Se quedó mudo. Cuando al fin, maquinalmente, alzó los prismáticos y los enfocó a las extrañas formas sinuosas bajo la luna, se le habían llenado los ojos de lágrimas. Las imágenes fantasmagóricas eran completamente transparentes; la luz de la luna las traspasaba. Mientras contemplaba lo que parecía un millar de cuellos danzando sobre el agua, saltando de atrás hacia delante en perfecto ritmo, y al oír la música llegar al crescendo final de su sinfonía canthorea de apareamiento, sus ojos fatigados se enturbiaron y hubiera jurado que lo que vio a través del agua, frente a él, llamándole con su cántico de añoranza y deseo, era la imagen de Tiffani Thomas. Su corazón se partió ante la combinación de la música y su visión. Winters experimentaba una intensa sensación de pérdida incomparable, en su vida.
Si, se confesó mientras Tiffani seguía llamándole desde lejos. Ya voy. Lo siento Tiffani, mi amor. Mañana iré a verte, nos… Cesó en su monólogo interior para secarse los ojos. La música había alcanzado ahora su crescendo final, señalando la auténtica danza nupcial de las parejas de serpientes de Canthor. Winters volvió a mirar por los prismáticos. Los ajustó, enfocó a Joanna Carr que le sonrió fugazmente y desapareció. Un instante después, la pequeña niña árabe de la playa de Virginia pareció bailar a la luz de la luna, feliz y alegre. También ella desapareció al momento.

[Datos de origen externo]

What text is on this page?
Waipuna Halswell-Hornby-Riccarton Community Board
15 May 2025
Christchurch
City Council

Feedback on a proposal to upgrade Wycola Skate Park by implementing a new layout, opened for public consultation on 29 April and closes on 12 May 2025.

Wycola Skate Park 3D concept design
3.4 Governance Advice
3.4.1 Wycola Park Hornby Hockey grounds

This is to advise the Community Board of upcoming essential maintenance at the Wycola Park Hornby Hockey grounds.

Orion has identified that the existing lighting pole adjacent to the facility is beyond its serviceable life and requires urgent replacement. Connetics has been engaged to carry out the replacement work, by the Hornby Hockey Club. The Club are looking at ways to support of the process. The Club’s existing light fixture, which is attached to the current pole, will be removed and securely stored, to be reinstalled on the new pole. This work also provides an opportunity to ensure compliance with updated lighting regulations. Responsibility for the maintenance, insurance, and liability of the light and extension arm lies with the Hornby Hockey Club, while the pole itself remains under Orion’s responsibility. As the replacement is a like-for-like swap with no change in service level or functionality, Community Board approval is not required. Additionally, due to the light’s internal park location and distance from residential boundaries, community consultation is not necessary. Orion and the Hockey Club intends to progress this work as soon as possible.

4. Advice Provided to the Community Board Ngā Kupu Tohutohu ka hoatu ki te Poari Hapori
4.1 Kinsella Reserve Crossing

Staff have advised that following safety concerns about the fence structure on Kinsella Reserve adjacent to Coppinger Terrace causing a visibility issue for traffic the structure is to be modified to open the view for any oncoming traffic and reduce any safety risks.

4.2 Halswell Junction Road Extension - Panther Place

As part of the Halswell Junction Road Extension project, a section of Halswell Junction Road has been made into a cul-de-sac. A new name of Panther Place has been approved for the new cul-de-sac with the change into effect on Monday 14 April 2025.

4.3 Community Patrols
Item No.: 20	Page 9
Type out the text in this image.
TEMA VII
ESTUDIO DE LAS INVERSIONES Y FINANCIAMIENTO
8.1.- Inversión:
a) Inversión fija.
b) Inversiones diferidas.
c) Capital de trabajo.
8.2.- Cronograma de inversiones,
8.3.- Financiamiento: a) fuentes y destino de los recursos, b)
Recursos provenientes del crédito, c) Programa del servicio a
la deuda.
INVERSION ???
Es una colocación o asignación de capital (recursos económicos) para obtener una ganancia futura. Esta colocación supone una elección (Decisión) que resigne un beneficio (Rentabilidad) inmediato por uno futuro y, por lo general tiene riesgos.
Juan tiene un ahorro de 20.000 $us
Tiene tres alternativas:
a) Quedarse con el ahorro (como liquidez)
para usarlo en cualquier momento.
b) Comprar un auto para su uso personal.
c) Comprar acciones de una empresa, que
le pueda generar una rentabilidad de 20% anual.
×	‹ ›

Estaba rodeado de música por todas partes. Una música, poderosa, magnífica, que expresaba no ya el placer anticipado sino el que se estaba experimentando. Miró otra vez a través de los prismáticos, la luna se iba poniendo. Al caer sobre el océano, la imagen creada contra el disco iluminado por las serpientes danzarinas era inconfundible. Winters vio claramente los rostros de su esposa Betty y de su hijo Hap que le sonreían con profundo afecto. Permanecieron allí, en su visión, hasta que la luna se hundió por completo en el océano.